You can actually use these electrical signatures to make meditation a trackable, quantifiable "exercise activity". Just like you log running miles with, say, RunKeeper. Really cool to see more people getting excited about it the science! Disclaimer: cofounder at a startup doing this.
Can you post a small sample of eeg data and a code snippet that shows the transformation of the raw telemetry into the power spectrum? That would be very interesting and would answer doubts.
Mind talking a little bit about the technology that you're using and how it's worked out for you? I've been running EEG studies for years, and those small headband-type readers are notorious for being so finnicky as to be almost useless, especially since they have no way of controlling for eye motion. I've never seen a decent setup for anything less than 5-10 grand, and even then they need Ag-AgCl electrodes with conductive gel, which it looks like you've managed to avoid.
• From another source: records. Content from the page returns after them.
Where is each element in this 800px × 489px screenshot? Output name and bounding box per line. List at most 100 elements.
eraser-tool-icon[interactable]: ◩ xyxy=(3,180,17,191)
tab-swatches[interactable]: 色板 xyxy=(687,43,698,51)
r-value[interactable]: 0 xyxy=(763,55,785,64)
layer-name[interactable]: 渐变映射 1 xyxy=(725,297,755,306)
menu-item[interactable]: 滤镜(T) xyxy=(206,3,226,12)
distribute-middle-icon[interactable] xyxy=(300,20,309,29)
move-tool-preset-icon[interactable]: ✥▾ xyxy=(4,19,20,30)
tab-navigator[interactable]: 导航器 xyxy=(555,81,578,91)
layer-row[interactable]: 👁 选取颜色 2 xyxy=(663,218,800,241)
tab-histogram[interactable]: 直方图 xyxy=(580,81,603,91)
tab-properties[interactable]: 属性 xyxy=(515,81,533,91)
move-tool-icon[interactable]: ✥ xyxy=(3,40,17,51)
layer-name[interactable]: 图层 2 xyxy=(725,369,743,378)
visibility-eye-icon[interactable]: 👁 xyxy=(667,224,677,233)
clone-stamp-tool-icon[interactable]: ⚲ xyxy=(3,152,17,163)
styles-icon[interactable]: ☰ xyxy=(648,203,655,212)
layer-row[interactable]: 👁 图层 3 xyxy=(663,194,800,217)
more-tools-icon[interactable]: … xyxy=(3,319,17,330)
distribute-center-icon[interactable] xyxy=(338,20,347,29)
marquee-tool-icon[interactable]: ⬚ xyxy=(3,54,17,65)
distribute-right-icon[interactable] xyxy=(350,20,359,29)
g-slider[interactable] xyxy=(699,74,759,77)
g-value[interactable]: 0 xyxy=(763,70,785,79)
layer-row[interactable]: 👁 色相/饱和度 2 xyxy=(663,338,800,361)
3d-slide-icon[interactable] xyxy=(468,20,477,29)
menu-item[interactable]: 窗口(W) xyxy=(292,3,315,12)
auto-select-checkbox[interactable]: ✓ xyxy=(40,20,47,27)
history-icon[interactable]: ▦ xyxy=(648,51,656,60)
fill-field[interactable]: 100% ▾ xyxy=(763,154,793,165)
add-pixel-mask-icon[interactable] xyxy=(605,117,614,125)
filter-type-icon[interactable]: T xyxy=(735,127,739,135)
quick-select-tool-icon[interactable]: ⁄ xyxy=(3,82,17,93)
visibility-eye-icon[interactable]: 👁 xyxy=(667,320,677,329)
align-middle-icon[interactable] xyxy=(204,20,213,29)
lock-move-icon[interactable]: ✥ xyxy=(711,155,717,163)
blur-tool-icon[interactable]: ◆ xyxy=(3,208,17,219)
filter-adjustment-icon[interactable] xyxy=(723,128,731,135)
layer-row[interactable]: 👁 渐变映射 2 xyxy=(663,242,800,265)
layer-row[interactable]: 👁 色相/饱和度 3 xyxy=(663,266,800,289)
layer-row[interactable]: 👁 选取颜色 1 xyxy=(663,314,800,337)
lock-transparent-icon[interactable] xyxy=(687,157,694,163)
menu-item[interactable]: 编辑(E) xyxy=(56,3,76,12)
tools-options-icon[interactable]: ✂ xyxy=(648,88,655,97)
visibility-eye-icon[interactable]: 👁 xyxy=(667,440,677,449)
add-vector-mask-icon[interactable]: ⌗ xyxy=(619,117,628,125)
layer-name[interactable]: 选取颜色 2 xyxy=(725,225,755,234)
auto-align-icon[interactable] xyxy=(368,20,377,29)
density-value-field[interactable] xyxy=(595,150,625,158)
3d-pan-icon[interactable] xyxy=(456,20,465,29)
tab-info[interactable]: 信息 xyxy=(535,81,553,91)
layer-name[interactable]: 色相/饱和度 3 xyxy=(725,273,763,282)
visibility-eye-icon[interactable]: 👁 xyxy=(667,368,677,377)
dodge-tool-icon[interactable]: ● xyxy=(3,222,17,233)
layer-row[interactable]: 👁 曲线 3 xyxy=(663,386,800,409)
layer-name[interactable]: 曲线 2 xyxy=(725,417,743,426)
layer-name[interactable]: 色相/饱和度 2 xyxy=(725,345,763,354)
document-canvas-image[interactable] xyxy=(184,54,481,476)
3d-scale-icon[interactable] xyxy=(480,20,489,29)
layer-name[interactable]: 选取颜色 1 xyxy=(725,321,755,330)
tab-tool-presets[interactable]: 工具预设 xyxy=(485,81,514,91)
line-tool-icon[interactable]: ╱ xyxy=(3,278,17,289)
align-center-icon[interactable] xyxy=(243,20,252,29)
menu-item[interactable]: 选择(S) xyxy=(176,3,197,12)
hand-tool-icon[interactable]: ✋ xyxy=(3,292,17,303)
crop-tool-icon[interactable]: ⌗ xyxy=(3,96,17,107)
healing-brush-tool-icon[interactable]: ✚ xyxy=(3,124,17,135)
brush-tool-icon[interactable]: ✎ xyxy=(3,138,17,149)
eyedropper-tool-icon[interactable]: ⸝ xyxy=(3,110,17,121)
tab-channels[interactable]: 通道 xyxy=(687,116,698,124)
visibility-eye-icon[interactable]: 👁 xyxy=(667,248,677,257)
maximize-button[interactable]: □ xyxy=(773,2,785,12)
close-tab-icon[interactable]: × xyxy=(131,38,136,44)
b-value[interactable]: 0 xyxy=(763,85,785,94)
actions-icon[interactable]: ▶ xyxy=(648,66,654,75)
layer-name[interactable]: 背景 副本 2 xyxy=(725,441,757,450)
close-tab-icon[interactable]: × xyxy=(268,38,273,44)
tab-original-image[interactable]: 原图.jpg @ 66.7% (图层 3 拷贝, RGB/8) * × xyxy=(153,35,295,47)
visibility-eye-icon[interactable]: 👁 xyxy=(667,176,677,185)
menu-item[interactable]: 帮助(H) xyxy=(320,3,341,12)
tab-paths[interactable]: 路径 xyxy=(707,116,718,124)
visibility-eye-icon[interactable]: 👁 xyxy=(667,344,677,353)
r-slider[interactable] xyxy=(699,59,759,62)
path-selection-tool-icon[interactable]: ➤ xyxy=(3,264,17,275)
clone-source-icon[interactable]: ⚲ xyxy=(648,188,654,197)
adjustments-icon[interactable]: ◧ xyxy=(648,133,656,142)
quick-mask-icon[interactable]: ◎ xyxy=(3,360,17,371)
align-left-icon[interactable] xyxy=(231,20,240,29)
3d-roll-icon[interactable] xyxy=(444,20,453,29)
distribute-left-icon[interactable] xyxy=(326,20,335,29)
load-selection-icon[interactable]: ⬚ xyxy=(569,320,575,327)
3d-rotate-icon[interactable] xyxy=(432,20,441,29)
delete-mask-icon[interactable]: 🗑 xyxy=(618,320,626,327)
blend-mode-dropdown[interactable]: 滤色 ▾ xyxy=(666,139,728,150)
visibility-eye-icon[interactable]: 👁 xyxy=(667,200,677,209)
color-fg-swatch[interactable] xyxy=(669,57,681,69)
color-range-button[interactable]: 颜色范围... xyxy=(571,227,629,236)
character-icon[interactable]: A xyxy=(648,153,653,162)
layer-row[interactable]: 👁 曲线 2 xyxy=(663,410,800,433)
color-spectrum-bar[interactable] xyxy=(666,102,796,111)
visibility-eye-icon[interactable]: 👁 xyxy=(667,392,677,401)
Thanks Itaxpica. I come from an academic cognitive neuro background too and shared a lot of your concerns. We've shown empirically that you can use an active (non-gel) EEG system to do limited things. We are interested in mindfulness and meditation, which often involves sitting still and closing your eyes. These facts make it easier to use our detection algorithms successfully than it might in other realms. Check out neurosky, emotiv, interaxon and other folks to see products in the space--> still in its infancy, but we're practically seeing results for our narrow focus, which is meditation.
Yeah, I could see where removing movement from the equation could help significantly. Thanks for the response - I'll be keeping a curious eye on how you guys do. Should be pretty cool!
Unfortunately the bluetooth protocol got a lot easier to integrate into our app in iOS 5, but we may release on other platforms in the future! Thanks for the +1 for iOS4.
Sorry if others don't like this but can you elaborate either by pointing me at your startup, with more science or both? I'm going to go on a Google spree but I'm curious about your take.
This is completely foreign to me, it fails my bs test but to hear not just the words scientific, but quantifiable, piques my interest.
Of course, and thank you for reaching out! My previous (pre-startup) job was to do neuroimaging of mindfulness on longterm practitioners in the lab of Sara Lazar. You can check out some of their publications to get going--> http://www.nmr.mgh.harvard.edu/~lazar/
Our startup is bringing those findings from the lab onto our mobile phone (check out www.brainbot.me for some info, although admittedly not much yet!) Right now we're busy prototyping and working on our first release.
There's a book called Buddha's Brain that documents several studies of people meditating while being scanned by an fMRI machine. It's quite fascinating. Regular meditation alters connections in the brain, similar to how working out a muscle changes the muscle.
I was on the fence on whether claimed effects of meditation were real, and reading this book clinched it for me. It anchored the claims I'd read elsewhere in something I actually believe - fMRI scans of brain activity.